De todos modos, y de alguna forma, subsistieron unos cuantos pobres restos de paganismo. En Atenas, filósofos paganos impartían sus lecciones ante auditorios cada vez menos nutridos en la Academia, la escuela que había fundado Platón muy poco tiempo después del final de la Edad de Oro ateniense.
Tampoco se esfumaron las ancestrales religiones egipcias. Paulatinamente, la población egipcia había ido sustituyendo a Osiris por Jesús y a Isis por María, y a sus numerosos dioses por los numerosos santos. Los viejos templos fueron olvidados o convertidos en iglesias. Que el paganismo estaba sentenciado se vio más claramente en el 391, cuando el Serapeum mismo fue destruido en Alejandría, por orden imperial, tras seis siglos de existencia.

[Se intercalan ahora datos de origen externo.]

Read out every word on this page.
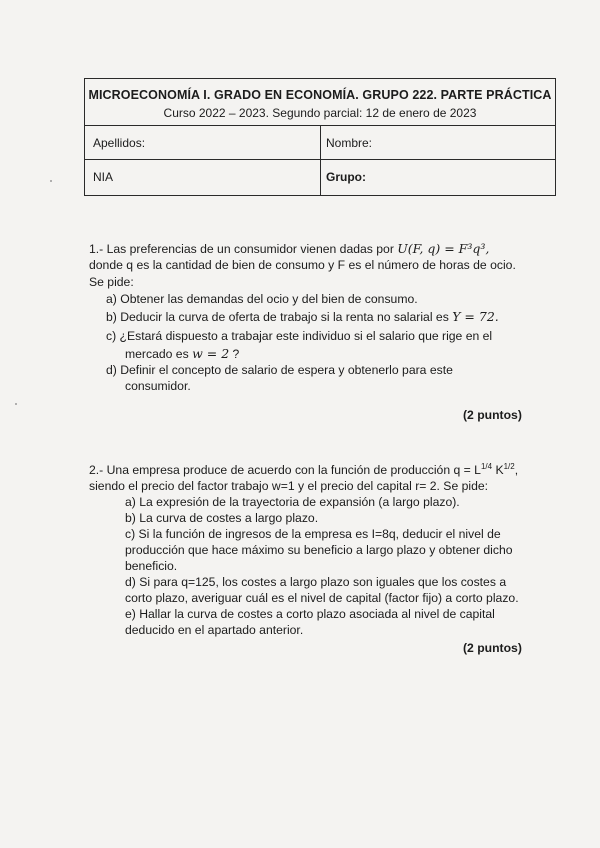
MICROECONOMÍA I. GRADO EN ECONOMÍA. GRUPO 222. PARTE PRÁCTICA
Curso 2022 – 2023. Segundo parcial: 12 de enero de 2023
Apellidos:	Nombre:
NIA	Grupo:
1.- Las preferencias de un consumidor vienen dadas por U(F, q) = F³q³,
donde q es la cantidad de bien de consumo y F es el número de horas de ocio.
Se pide:
a) Obtener las demandas del ocio y del bien de consumo.
b) Deducir la curva de oferta de trabajo si la renta no salarial es Y = 72.
c) ¿Estará dispuesto a trabajar este individuo si el salario que rige en el
mercado es w = 2 ?
d) Definir el concepto de salario de espera y obtenerlo para este
consumidor.
(2 puntos)
2.- Una empresa produce de acuerdo con la función de producción $q = L^{1/4}$ $K^{1/2}$,
siendo el precio del factor trabajo w=1 y el precio del capital r= 2. Se pide:
a) La expresión de la trayectoria de expansión (a largo plazo).
b) La curva de costes a largo plazo.
c) Si la función de ingresos de la empresa es I=8q, deducir el nivel de
producción que hace máximo su beneficio a largo plazo y obtener dicho
beneficio.
d) Si para q=125, los costes a largo plazo son iguales que los costes a
corto plazo, averiguar cuál es el nivel de capital (factor fijo) a corto plazo.
e) Hallar la curva de costes a corto plazo asociada al nivel de capital
deducido en el apartado anterior.
(2 puntos)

Alejandría lo iba a pasar aún peor. El último filósofo pagano de importancia que enseñaba en Alejandría fue Hipatia, una mujer. Cirilo, obispo de Alejandría desde el 412, la consideraba un peligro, en parte, por su popularidad, que atraía a numerosos estudiantes a escuchar sus lecciones sobre filosofía pagana, y en parte, porque era amiga de uno de los funcionarios seculares de Egipto, funcionario con el que Cirilo no se llevaba bien.

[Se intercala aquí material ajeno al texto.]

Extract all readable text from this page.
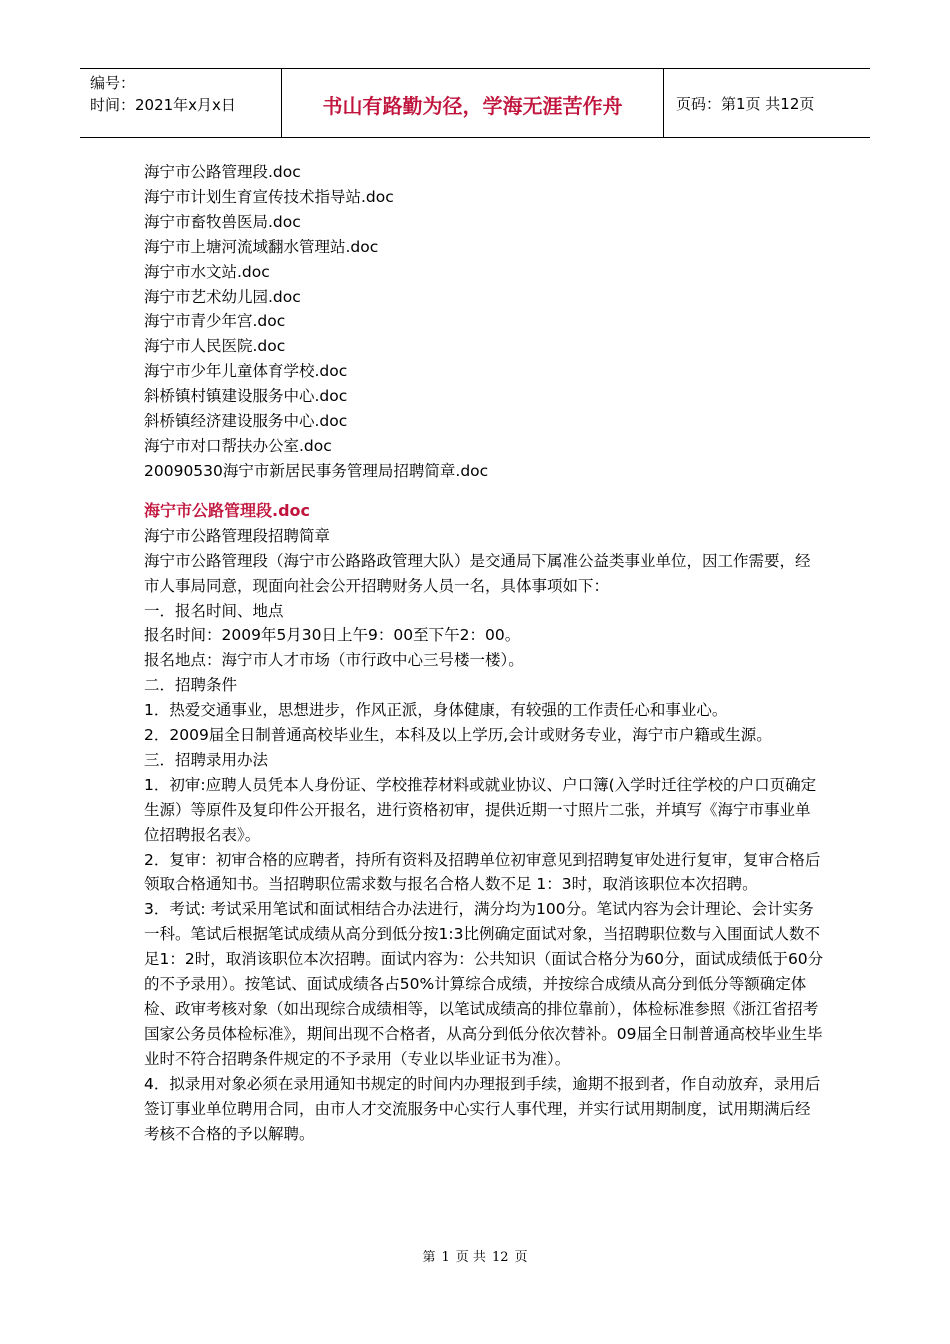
编号：
时间：2021年x月x日	书山有路勤为径，学海无涯苦作舟	页码：第1页 共12页

海宁市公路管理段.doc

海宁市计划生育宣传技术指导站.doc

海宁市畜牧兽医局.doc

海宁市上塘河流域翻水管理站.doc

海宁市水文站.doc

海宁市艺术幼儿园.doc

海宁市青少年宫.doc

海宁市人民医院.doc

海宁市少年儿童体育学校.doc

斜桥镇村镇建设服务中心.doc

斜桥镇经济建设服务中心.doc

海宁市对口帮扶办公室.doc

20090530海宁市新居民事务管理局招聘简章.doc

海宁市公路管理段.doc

海宁市公路管理段招聘简章

海宁市公路管理段（海宁市公路路政管理大队）是交通局下属准公益类事业单位，因工作需要，经市人事局同意，现面向社会公开招聘财务人员一名，具体事项如下：

一．报名时间、地点

报名时间：2009年5月30日上午9：00至下午2：00。

报名地点：海宁市人才市场（市行政中心三号楼一楼）。

二．招聘条件

1．热爱交通事业，思想进步，作风正派，身体健康，有较强的工作责任心和事业心。

2．2009届全日制普通高校毕业生，本科及以上学历,会计或财务专业，海宁市户籍或生源。

三．招聘录用办法

1．初审:应聘人员凭本人身份证、学校推荐材料或就业协议、户口簿(入学时迁往学校的户口页确定生源）等原件及复印件公开报名，进行资格初审，提供近期一寸照片二张，并填写《海宁市事业单位招聘报名表》。

2．复审：初审合格的应聘者，持所有资料及招聘单位初审意见到招聘复审处进行复审，复审合格后领取合格通知书。当招聘职位需求数与报名合格人数不足 1：3时，取消该职位本次招聘。

3．考试: 考试采用笔试和面试相结合办法进行，满分均为100分。笔试内容为会计理论、会计实务一科。笔试后根据笔试成绩从高分到低分按1:3比例确定面试对象，当招聘职位数与入围面试人数不足1：2时，取消该职位本次招聘。面试内容为：公共知识（面试合格分为60分，面试成绩低于60分的不予录用）。按笔试、面试成绩各占50%计算综合成绩，并按综合成绩从高分到低分等额确定体检、政审考核对象（如出现综合成绩相等，以笔试成绩高的排位靠前），体检标准参照《浙江省招考国家公务员体检标准》，期间出现不合格者，从高分到低分依次替补。09届全日制普通高校毕业生毕业时不符合招聘条件规定的不予录用（专业以毕业证书为准）。

4．拟录用对象必须在录用通知书规定的时间内办理报到手续，逾期不报到者，作自动放弃，录用后签订事业单位聘用合同，由市人才交流服务中心实行人事代理，并实行试用期制度，试用期满后经考核不合格的予以解聘。

第 1 页 共 12 页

Se cree que fue por instigación de Cirilo que un grupo de monjes mató brutalmente a Hipatia en el 415 y luego destruyó gran parte de la biblioteca de Alejandría. El modo en que ciertas facciones de la Iglesia despreciaban y denigraban el saber mundano fue una ominosa primicia del oscurantismo que pronto se abriría paso y del cual le iba a ser tan difícil salir a la humanidad.
Sin embargo, aun en tiempos de Cirilo, subsistió una pequeña porción de la antigua religión.

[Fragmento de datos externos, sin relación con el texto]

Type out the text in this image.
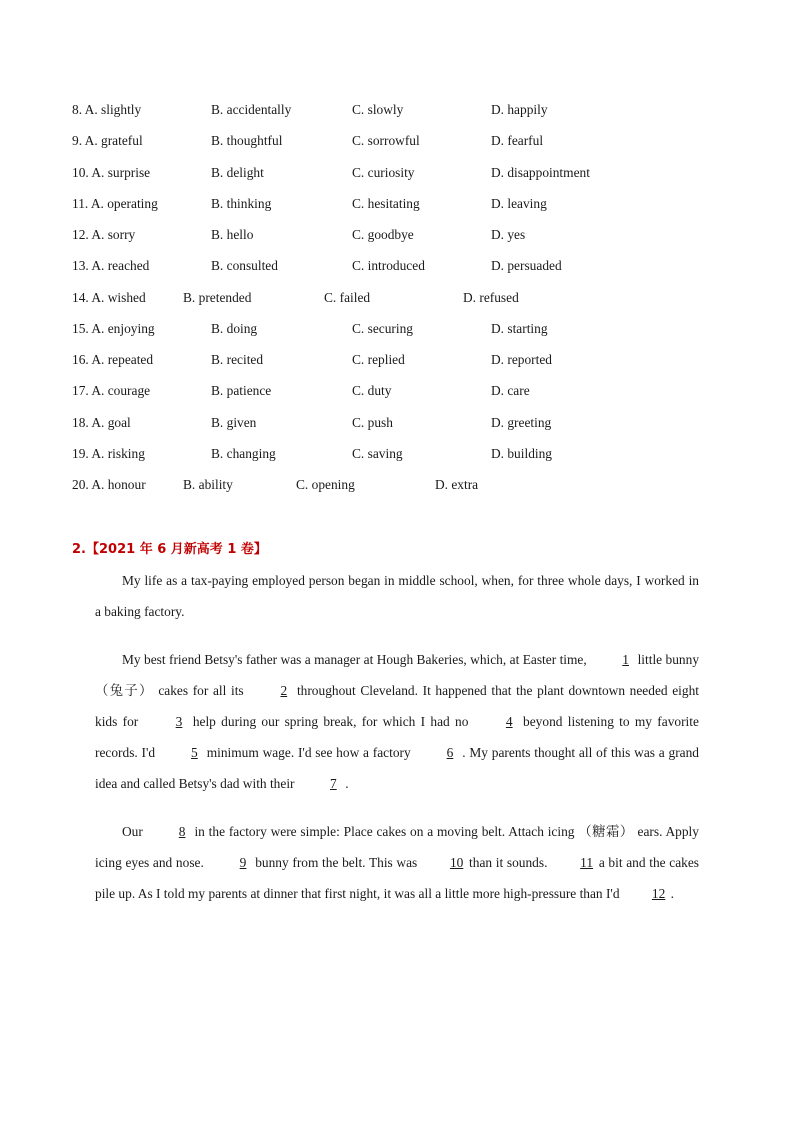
8. A. slightly	B. accidentally	C. slowly	D. happily
9. A. grateful	B. thoughtful	C. sorrowful	D. fearful
10. A. surprise	B. delight	C. curiosity	D. disappointment
11. A. operating	B. thinking	C. hesitating	D. leaving
12. A. sorry	B. hello	C. goodbye	D. yes
13. A. reached	B. consulted	C. introduced	D. persuaded
14. A. wished	B. pretended	C. failed	D. refused
15. A. enjoying	B. doing	C. securing	D. starting
16. A. repeated	B. recited	C. replied	D. reported
17. A. courage	B. patience	C. duty	D. care
18. A. goal	B. given	C. push	D. greeting
19. A. risking	B. changing	C. saving	D. building
20. A. honour	B. ability	C. opening	D. extra
2.【2021 年 6 月新高考 1 卷】

My life as a tax-paying employed person began in middle school, when, for three whole days, I worked in a baking factory.

My best friend Betsy's father was a manager at Hough Bakeries, which, at Easter time,	1 little bunny（兔子） cakes for all its	2 throughout Cleveland. It happened that the plant downtown needed eight kids for	3 help during our spring break, for which I had no	4 beyond listening to my favorite records. I'd	5 minimum wage. I'd see how a factory	6 . My parents thought all of this was a grand idea and called Betsy's dad with their	7 .

Our	8 in the factory were simple: Place cakes on a moving belt. Attach icing （糖霜） ears. Apply icing eyes and nose.	9 bunny from the belt. This was 10 than it sounds. 11 a bit and the cakes pile up. As I told my parents at dinner that first night, it was all a little more high-pressure than I'd 12 .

Lejos, en el sur, junto a la Primera Catarata, en la isla de Filé, Nectanebo II, último rey nativo de Egipto, había construido un templo dedicado a Isis, seis siglos antes. Había sido reconstruido por Ptolomeo II Fidalelfos y reparado de nuevo en tiempos de Cleopatra.
Allí, en tanto que el mundo se hacía cristiano, podía admirarse todavía la pálida sonrisa de la Reina de los Cielos y se ejecutaban aún los viejos ritos en secreto, lejos del centro del poder cristiano.
Pero Alejandría siguió siendo la gran rival de Constantinopla, y la porfía religiosa continuó entre ambas ciudades.
Por ejemplo, en el 398, Juan Crisóstomo fue nombrado obispo de Constantinopla. Su segundo nombre, que en griego significa «boca de oro», le fue adjudicado poco después de su muerte, en recuerdo de su elocuencia.
Dicha elocuencia fue empleada sin piedad en la denuncia del lujo y de la inmoralidad, de la que no se salvó nadie, ni siquiera la propia emperatriz. Irritada, ésta decidió desterrar a Crisóstomo, y en esta tarea halló un aliado natural en Teófilo, entonces obispo de Alejandría y predecesor de Cirilo. Juntos, aunque con algunas dificultades, consiguieron su propósito, y Crisóstomo murió en el exilio. Alejandría triunfaba de nuevo.